BATES MOTEL: ENREDO E ATORES
A série começa com a estranha morte do pai de Norman Bates. Ele e sua mãe, Norma, decidem recomeçar a vida na pequena cidade de White Pine Bay, no Oregon, comprando e administrando um motel na beira da estrada.
O protagonista tem 17 anos e tenta se adaptar à escola e aos amigos novos, enquanto lida com as cobranças de sua mãe. No desenvolvimento da atração, os moradores do local não parecem ser tão pacatos quanto à primeira vista, e cada vez mais mãe e filho mostram seus lados mais obscuros.
Apesar de alguns cenários e figurinos parecerem antigos, principalmente nas cenas envolvendo Norma e o filho, o enredo se passa nos tempos atuais. A ideia é remeter à obra de Hitchcock,filmada no início da década de 1960.
 
Cena de Bates Motel

A escolha do elenco também é outro ponto positivo da série. Os papéis principais são interpretados por dois atores com experiência no mundo do cinema. O filho é vivido por Freddie Highmore, que começou a atuar aos 7 anos e participou de Em Busca da Terra do Nunca, As Crônicas de Spiderwick e Um Mestre em Minha Vida, mas é mais conhecido por protagonizar ao lado de Johnny Depp A Fantástica Fábrica de Chocolate, de Tim Burton.

Já Vera Farmiga estrelou os filmes No Rastro da Bala, Os infiltrados, A Órfã e Amor sem Escalas. Por esse último, recebeu a indicação ao Oscar de 2010, como melhor atriz coadjuvante. 
Com um elenco talentoso e uma trama cheia de suspense, Bates Motel teve boa aceitação do público norte-americano. A primeira temporada tem dez episódios, e a atração já foi renovada para a segunda.
Assista ao trailer da série:
 
MAIS HITCHCOCK NA TV
Para os fãs, há mais produções sobre o cineasta na televisão.

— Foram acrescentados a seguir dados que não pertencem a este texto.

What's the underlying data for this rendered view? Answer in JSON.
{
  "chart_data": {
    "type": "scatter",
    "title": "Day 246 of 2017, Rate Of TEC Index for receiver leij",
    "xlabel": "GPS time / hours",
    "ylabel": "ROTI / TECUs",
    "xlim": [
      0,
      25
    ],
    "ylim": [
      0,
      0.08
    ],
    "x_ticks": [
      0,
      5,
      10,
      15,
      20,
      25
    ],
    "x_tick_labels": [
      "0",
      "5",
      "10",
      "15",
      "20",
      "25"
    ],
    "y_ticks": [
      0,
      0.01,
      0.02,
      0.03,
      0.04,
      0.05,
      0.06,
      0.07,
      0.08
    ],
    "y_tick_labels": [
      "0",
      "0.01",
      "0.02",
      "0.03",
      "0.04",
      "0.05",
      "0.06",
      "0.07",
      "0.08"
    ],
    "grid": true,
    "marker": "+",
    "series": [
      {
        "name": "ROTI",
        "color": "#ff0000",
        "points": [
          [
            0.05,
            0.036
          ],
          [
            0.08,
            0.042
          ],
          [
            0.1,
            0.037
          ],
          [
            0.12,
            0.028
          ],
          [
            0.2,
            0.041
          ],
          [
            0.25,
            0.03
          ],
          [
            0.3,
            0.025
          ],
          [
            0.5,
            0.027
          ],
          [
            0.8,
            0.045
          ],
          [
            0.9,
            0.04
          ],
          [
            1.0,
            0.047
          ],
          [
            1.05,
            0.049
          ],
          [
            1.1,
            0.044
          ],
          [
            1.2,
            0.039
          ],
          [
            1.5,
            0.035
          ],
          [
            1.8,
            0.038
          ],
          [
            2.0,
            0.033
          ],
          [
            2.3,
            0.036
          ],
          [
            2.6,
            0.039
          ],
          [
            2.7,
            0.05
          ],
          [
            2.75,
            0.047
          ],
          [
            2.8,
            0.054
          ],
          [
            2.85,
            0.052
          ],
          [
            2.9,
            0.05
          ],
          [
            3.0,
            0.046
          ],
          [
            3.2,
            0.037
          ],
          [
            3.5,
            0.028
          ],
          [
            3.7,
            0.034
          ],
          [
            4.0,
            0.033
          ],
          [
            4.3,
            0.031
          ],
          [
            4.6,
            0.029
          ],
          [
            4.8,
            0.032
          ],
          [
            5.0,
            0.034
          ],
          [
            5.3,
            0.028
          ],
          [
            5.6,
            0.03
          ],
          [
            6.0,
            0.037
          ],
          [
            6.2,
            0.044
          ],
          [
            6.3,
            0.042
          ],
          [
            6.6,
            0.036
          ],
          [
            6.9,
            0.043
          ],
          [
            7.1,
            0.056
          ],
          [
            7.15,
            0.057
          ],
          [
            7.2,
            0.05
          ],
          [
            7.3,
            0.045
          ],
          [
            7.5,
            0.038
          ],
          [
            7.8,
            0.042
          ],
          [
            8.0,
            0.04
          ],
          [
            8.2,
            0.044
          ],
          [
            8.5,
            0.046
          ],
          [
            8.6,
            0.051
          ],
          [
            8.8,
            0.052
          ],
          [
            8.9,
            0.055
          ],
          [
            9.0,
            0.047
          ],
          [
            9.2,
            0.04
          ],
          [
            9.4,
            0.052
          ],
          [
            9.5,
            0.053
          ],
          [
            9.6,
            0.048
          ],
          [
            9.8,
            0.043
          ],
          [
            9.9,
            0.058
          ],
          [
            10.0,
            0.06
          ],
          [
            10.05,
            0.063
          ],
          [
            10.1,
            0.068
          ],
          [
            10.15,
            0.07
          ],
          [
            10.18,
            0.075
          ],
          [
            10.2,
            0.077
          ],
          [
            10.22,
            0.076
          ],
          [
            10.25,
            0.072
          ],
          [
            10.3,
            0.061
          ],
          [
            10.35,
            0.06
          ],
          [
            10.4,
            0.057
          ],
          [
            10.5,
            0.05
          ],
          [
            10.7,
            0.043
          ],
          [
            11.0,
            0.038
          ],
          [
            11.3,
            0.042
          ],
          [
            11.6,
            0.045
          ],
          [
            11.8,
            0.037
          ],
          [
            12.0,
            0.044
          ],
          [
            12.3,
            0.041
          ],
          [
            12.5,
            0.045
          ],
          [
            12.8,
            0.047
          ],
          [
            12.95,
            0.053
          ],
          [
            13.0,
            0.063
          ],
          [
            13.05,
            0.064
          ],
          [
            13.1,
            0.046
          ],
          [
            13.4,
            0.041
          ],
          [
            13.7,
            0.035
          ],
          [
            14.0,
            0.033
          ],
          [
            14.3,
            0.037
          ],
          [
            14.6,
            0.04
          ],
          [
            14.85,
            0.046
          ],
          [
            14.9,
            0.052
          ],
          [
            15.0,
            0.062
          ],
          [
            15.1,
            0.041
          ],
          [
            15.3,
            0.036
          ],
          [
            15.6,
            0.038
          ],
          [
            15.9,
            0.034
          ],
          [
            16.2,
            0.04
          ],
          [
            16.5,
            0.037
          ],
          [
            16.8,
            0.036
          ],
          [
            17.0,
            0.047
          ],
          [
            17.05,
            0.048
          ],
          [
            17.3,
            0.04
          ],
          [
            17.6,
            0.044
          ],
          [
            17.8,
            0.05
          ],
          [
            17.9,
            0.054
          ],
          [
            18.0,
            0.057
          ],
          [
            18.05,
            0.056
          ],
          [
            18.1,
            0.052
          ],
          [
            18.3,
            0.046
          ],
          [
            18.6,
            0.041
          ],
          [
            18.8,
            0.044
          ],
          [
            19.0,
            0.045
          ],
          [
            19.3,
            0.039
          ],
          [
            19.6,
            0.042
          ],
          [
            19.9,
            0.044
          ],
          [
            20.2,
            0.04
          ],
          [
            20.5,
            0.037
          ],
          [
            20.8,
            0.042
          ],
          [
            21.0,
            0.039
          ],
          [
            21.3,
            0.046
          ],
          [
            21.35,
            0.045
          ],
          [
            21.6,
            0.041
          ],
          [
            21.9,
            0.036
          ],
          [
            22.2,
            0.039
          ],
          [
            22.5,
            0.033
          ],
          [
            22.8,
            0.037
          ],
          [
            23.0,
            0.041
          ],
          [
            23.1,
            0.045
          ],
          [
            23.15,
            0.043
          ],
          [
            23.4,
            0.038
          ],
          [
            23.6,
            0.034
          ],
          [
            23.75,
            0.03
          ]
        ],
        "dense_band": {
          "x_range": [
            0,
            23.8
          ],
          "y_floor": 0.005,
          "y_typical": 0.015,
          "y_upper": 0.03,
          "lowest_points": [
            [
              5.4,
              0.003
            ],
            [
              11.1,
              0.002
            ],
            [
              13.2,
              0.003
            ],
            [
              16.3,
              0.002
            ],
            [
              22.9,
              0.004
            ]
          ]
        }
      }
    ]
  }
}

O filme The Girl mostra um lado diferente do mestre do suspense: a obsessão pela atriz Tippi Hedren, protagonista das obras Os Pássaros e Marnie, Confissões de uma Ladra
A produção gerou polêmica por retratar o diretor com uma pessoa psicologicamente instável, beirando o sadismo, característica enfatizada na cena em que a atriz é atacada pelos corvos.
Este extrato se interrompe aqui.